Road Trips : US Tour 1997 : Illinois/Wisconsin

Tuesday 9 September 1997

It was cloudy and rainy, so I skipped the top of the Arch and just sort of looked around downtown and along the remnants of Route 66 after taking the car in for a checkup. I also didn't venture back out last night, more from a lack of energy than a lack of "courage"...

Once out of St. Louis, I hit Route 66 in a major way. After a stop at a little roadside "welcome center" in Hamel, staffed by a very nice and talkative woman, I was on the way. Two things amazed me: the excellent route markers supplied by the state of Illinois, and the friendliness of the people in the establishments along the old road. Once they learned I was traveling 66, I was treated to stories, photos, and (loved this part) free stuff! Excellent drive.



The Ariston Cafe in Litchfield is a definite Route 66 must. The food was great, and the owners showed me books and pictures and introduced me to the German tourists at the other end of the counter who were also traveling "the road". Apparently, Route 66 tourism is big with Germans.



After a very long drive through the fertility of central Illinois, I finally arrived at Steven's house in Madison. Very nice guy, very nice town. And since the heat had finally let up by this point, very nice sleep. This was a welcome thing.

Madison is not an exciting place by any stretch of the imagination, but I found plenty to do there and had a great time.
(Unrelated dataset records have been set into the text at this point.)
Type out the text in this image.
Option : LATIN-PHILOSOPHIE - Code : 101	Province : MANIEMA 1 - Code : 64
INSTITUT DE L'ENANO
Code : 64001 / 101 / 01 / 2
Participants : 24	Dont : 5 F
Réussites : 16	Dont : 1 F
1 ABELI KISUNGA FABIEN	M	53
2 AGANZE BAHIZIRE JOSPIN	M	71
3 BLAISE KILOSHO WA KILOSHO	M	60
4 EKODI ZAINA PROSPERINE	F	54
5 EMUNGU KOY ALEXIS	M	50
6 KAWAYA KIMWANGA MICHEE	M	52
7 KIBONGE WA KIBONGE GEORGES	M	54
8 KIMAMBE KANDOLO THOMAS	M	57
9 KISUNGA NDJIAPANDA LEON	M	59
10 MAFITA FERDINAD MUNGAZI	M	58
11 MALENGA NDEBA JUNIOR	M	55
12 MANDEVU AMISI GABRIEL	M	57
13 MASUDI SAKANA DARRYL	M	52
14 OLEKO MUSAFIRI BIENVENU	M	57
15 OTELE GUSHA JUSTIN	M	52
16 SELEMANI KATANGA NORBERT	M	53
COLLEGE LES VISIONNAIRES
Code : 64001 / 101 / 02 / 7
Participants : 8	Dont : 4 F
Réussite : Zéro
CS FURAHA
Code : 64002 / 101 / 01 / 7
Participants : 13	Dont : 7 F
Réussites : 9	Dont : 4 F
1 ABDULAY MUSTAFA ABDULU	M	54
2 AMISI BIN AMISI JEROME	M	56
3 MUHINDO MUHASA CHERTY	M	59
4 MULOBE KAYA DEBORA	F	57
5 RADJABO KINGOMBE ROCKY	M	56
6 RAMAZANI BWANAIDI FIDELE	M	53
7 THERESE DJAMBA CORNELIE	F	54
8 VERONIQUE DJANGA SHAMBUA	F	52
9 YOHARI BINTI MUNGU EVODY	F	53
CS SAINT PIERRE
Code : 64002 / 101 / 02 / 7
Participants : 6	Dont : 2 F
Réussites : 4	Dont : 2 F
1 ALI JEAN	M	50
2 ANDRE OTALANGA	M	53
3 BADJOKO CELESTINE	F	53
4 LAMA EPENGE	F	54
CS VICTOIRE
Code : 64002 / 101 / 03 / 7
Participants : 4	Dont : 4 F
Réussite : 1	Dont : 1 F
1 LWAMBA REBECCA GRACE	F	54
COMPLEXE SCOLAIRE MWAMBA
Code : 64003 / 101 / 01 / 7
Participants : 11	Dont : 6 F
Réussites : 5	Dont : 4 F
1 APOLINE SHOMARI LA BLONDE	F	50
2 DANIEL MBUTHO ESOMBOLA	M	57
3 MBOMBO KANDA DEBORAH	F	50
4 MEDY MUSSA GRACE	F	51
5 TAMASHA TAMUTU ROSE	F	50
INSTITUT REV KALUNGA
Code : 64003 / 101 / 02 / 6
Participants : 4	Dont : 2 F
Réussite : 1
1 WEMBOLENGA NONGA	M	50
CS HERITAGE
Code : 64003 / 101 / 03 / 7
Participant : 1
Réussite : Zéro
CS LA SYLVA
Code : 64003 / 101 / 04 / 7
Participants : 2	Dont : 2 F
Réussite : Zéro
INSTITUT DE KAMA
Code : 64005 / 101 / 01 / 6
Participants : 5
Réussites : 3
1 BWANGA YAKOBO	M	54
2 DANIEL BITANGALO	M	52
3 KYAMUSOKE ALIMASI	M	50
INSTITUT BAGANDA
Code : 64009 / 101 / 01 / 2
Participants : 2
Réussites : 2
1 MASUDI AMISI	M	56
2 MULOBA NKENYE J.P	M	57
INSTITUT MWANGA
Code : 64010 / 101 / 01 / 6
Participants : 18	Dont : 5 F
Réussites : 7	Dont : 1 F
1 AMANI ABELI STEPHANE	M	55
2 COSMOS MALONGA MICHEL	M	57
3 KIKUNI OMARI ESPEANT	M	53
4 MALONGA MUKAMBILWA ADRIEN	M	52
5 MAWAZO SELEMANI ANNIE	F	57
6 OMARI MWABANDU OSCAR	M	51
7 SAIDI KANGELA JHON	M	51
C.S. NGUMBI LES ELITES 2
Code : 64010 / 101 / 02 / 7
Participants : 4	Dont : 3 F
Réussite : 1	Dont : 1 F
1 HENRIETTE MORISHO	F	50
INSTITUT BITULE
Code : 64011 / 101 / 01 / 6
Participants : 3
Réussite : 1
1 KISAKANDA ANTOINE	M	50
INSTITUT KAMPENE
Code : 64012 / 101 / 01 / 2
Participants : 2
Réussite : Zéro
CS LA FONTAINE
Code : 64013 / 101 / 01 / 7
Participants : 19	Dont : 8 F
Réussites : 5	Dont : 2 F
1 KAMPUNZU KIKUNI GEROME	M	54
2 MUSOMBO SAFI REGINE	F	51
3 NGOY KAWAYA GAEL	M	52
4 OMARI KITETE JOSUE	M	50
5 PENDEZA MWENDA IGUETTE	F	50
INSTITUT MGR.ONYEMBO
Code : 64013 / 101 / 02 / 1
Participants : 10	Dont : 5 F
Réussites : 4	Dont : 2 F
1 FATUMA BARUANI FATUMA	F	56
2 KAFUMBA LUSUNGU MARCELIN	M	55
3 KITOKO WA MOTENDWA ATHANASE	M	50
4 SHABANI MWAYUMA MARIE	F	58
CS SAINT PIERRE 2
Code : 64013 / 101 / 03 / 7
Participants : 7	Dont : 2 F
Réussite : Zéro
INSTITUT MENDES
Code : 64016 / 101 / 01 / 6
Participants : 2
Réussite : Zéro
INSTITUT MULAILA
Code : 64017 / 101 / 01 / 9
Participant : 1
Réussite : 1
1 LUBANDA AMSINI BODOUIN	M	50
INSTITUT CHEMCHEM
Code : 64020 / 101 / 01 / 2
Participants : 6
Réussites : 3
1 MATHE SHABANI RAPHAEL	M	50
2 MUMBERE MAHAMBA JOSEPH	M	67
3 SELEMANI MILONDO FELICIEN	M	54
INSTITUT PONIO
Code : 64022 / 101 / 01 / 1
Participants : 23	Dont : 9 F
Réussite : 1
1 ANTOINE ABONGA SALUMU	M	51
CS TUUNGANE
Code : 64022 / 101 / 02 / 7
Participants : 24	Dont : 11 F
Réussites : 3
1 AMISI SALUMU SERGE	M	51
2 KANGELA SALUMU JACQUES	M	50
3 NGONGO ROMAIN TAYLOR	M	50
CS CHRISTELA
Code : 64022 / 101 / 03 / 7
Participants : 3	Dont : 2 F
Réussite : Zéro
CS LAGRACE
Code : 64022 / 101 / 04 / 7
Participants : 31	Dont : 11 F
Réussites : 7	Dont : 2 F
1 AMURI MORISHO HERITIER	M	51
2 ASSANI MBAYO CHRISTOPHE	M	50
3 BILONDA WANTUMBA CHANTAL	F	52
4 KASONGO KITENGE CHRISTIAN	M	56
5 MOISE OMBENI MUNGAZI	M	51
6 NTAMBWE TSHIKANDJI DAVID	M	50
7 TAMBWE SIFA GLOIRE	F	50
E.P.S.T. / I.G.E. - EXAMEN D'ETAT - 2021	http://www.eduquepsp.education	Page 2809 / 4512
Especially compared to last year's visit, which was essentially a convenience store run during the Minneapolis trip.

Wednesday 10 September 1997



They call Madison "the Berkeley of the East", due to its leftist campus politics, etc. This was in fact the first city in the US to have a municipal gay rights ordinance on the books.

It's definitely an attractive place. The city surrounds an isthmus between two lakes. Thus, there is s a very pronounced east and west side, and travel between the two is sometimes difficult thanks to the bottleneck caused by locating downtown on the isthmus.
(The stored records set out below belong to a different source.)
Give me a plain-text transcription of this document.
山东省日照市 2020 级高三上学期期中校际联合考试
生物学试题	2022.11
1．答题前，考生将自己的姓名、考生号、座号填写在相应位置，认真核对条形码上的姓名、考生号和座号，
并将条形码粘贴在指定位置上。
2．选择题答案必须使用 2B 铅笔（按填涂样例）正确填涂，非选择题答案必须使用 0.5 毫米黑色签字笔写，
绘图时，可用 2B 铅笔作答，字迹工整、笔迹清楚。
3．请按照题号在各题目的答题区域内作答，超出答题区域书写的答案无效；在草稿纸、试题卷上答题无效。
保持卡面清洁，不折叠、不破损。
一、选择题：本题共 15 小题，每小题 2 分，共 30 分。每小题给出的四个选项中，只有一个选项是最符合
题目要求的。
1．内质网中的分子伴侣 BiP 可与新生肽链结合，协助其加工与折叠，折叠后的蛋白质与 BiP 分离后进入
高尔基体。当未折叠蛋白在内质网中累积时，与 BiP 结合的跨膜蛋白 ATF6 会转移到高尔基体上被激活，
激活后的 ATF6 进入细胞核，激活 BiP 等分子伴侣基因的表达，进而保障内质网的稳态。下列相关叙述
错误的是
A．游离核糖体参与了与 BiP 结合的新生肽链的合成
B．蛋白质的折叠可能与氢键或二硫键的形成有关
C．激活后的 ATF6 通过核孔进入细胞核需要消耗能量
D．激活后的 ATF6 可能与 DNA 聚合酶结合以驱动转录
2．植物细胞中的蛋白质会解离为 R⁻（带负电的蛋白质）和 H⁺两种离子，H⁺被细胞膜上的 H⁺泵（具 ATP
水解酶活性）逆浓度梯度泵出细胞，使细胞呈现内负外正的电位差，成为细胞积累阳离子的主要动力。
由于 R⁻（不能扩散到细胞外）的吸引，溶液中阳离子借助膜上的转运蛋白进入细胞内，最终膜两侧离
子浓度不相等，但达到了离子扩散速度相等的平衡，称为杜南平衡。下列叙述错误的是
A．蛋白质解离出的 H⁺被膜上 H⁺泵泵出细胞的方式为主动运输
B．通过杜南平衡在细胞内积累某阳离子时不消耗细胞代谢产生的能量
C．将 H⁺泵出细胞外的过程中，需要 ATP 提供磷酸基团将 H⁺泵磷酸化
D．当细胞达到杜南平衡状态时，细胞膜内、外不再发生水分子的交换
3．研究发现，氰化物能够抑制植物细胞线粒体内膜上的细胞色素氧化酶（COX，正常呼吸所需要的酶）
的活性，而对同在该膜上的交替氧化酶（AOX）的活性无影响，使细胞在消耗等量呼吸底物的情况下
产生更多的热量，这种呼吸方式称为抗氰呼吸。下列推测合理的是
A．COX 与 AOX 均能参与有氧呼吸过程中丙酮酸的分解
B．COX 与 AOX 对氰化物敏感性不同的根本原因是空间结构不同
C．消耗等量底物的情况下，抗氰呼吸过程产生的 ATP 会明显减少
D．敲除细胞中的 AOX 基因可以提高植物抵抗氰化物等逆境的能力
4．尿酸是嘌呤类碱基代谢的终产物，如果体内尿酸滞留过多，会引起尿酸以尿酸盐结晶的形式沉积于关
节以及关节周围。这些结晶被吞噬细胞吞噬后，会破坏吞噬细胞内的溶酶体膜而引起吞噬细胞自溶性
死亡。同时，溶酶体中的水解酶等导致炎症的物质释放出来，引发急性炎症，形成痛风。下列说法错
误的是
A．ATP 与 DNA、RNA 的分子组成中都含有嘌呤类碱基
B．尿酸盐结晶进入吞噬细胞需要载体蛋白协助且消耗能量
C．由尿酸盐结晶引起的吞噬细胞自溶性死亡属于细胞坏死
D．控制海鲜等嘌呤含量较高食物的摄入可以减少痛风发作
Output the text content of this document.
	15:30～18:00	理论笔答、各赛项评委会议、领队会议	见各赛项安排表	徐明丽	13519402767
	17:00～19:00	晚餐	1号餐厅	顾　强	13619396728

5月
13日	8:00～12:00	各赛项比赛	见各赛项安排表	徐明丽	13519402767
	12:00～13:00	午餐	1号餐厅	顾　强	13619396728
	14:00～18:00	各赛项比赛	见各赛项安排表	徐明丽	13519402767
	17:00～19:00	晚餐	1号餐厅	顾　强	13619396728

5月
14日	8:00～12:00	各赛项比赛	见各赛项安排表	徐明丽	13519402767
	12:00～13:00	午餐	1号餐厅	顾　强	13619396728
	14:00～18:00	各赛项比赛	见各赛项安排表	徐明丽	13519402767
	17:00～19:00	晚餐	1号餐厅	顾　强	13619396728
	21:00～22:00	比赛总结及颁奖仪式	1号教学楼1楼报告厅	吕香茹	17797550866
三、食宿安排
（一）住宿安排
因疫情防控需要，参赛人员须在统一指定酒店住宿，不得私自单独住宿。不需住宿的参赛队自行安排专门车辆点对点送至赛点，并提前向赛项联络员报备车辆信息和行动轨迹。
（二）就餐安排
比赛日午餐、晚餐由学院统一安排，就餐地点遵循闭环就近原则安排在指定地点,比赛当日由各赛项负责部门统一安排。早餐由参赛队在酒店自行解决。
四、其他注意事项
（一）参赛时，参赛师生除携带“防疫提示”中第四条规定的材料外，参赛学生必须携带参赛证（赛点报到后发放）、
Given all this, it's interesting to see how strangely conservative the place appears on the surface. I saw much more "collegiate preppy" than "collegiate punk". I didn't really sample the gay scene here, being warned that most of the interesting nightlife options perished in the Hotel Washington fire a couple of years ago.

I did cruise the State Street campus strip a bit and also found a few thrift stores and an excellent used book store, Shakespeare's, where I scored an original 1964 New York World's Fair guidebook pretty cheap.

Definitely a nice enough place.

Thursday 11 September 1997

This morning, I hit the road early en route to Milwaukee (which kept my interest for about half an hour, I'm disappointed to say) and then Chicago, which is where I now sit, in a creepy mall in the suburb of Skokie, waiting for Joseph to get off work so I can dump my stuff and begin the next round of the tour.